@Shamar@noorul In principle there isn't anything stopping anyone from using #freedombone, or other systems like it, for marketing purposes. But marketing usually requires broadcast infrastructure which federation tends to hinder. I could blast out ads from my instance, but other instances would also be free to block me.
@Shamar@aral@wolftune@cwebber Right. It's not that the sponsor directly orders this or that to happen. It's that once your event depends critically upon the sponsor then anything critical of them becomes something to be removed, or at least not talked about.
The massive centralization around Google and Facebook and their influence not just on software developers and web standards but the whole of society is something worth discussing and criticizing.
@jjg I think it could have dangerous aspects. It depends on who the "first responders" are. Also this same type of system could be used to have "first responders" go after dissidents.
@espectalll It was one of the big stories of last year, but Commons Clause is not really an open source license. I think they submitted it to OSI and it was rejected.
Also I'm not a copyright lawyer but my interpretation is that with copyleft licenses you can grant extra permissions as an addition to the license but I don't think you can add restrictions which conflict with the four freedoms. Commons clause tries to do that.
Web 2.0 introduced a critical "moral hazard" in which the user of the web service was no longer the customer. They were merely bait for the real customers who were advertisers. This separation is the source of many of the problems of the current internet.

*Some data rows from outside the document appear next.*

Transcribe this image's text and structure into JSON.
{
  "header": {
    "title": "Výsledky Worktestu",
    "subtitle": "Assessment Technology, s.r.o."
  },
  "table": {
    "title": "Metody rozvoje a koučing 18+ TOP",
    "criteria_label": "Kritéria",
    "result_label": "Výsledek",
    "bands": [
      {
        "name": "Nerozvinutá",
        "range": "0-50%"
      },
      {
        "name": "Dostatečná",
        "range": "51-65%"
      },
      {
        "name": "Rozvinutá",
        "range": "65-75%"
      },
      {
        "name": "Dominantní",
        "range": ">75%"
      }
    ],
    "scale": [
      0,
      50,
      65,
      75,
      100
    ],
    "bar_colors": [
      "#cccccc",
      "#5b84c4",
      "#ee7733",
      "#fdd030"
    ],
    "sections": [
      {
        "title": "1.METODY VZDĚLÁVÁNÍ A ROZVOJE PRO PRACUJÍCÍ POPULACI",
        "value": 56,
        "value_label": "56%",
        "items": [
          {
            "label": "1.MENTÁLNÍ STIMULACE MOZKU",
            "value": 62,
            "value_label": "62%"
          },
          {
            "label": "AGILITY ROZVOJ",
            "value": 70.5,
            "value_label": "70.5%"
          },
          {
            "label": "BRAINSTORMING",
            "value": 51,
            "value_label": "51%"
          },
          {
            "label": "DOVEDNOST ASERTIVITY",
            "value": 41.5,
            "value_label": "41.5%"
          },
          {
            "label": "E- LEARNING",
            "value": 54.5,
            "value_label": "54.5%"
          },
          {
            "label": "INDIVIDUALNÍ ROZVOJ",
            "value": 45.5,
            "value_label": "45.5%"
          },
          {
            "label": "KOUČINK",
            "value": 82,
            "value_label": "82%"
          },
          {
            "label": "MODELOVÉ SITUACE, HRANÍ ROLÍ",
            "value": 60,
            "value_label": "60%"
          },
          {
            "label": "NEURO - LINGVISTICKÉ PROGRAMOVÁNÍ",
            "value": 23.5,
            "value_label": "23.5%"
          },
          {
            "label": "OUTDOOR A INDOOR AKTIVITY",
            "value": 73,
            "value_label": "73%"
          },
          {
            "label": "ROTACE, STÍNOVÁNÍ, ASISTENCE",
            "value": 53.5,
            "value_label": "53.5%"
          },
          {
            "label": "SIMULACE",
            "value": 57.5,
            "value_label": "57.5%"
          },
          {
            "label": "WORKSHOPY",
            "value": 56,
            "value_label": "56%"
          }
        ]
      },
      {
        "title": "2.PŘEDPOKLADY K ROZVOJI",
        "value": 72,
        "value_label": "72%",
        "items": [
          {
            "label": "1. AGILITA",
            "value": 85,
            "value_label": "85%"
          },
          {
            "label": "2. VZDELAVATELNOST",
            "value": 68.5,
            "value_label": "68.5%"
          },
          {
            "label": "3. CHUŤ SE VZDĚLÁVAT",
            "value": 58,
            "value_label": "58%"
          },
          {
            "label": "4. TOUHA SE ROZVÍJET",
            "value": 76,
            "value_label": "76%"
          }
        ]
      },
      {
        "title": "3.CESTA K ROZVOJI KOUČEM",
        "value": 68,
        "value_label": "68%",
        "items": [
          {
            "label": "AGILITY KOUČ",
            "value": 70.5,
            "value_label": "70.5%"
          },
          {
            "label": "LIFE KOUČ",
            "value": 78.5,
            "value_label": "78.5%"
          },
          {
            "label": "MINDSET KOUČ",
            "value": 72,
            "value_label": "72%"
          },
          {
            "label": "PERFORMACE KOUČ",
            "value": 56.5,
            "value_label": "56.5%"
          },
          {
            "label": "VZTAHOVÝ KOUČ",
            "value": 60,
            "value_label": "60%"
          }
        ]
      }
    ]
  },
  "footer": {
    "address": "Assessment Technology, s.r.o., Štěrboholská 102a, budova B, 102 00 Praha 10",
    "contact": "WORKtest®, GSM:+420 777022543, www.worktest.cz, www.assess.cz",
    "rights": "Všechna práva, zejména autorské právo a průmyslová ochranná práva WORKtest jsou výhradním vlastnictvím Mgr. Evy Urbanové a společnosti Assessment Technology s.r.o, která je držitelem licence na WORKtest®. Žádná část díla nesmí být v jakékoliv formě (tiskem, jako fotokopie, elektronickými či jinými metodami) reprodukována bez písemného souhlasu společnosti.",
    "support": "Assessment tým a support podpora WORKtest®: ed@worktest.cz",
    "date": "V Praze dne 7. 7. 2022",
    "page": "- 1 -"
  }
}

By making web services something which individuals or communities can run we can bring the interests back into line again and make advertising something not needed or which is peripheral rather than being the main concern.
@xj9@geniusmusing@lnxw48a1 I think the future is going to be p2p and that HTTP+DNS will fade, eventually.
DNS is old. It's insecure, despite attempts to shore it up, and it's perhaps the most common way that governments mess with people's access to the internet. It also creates dependency on the US and on ridiculous ceremonies.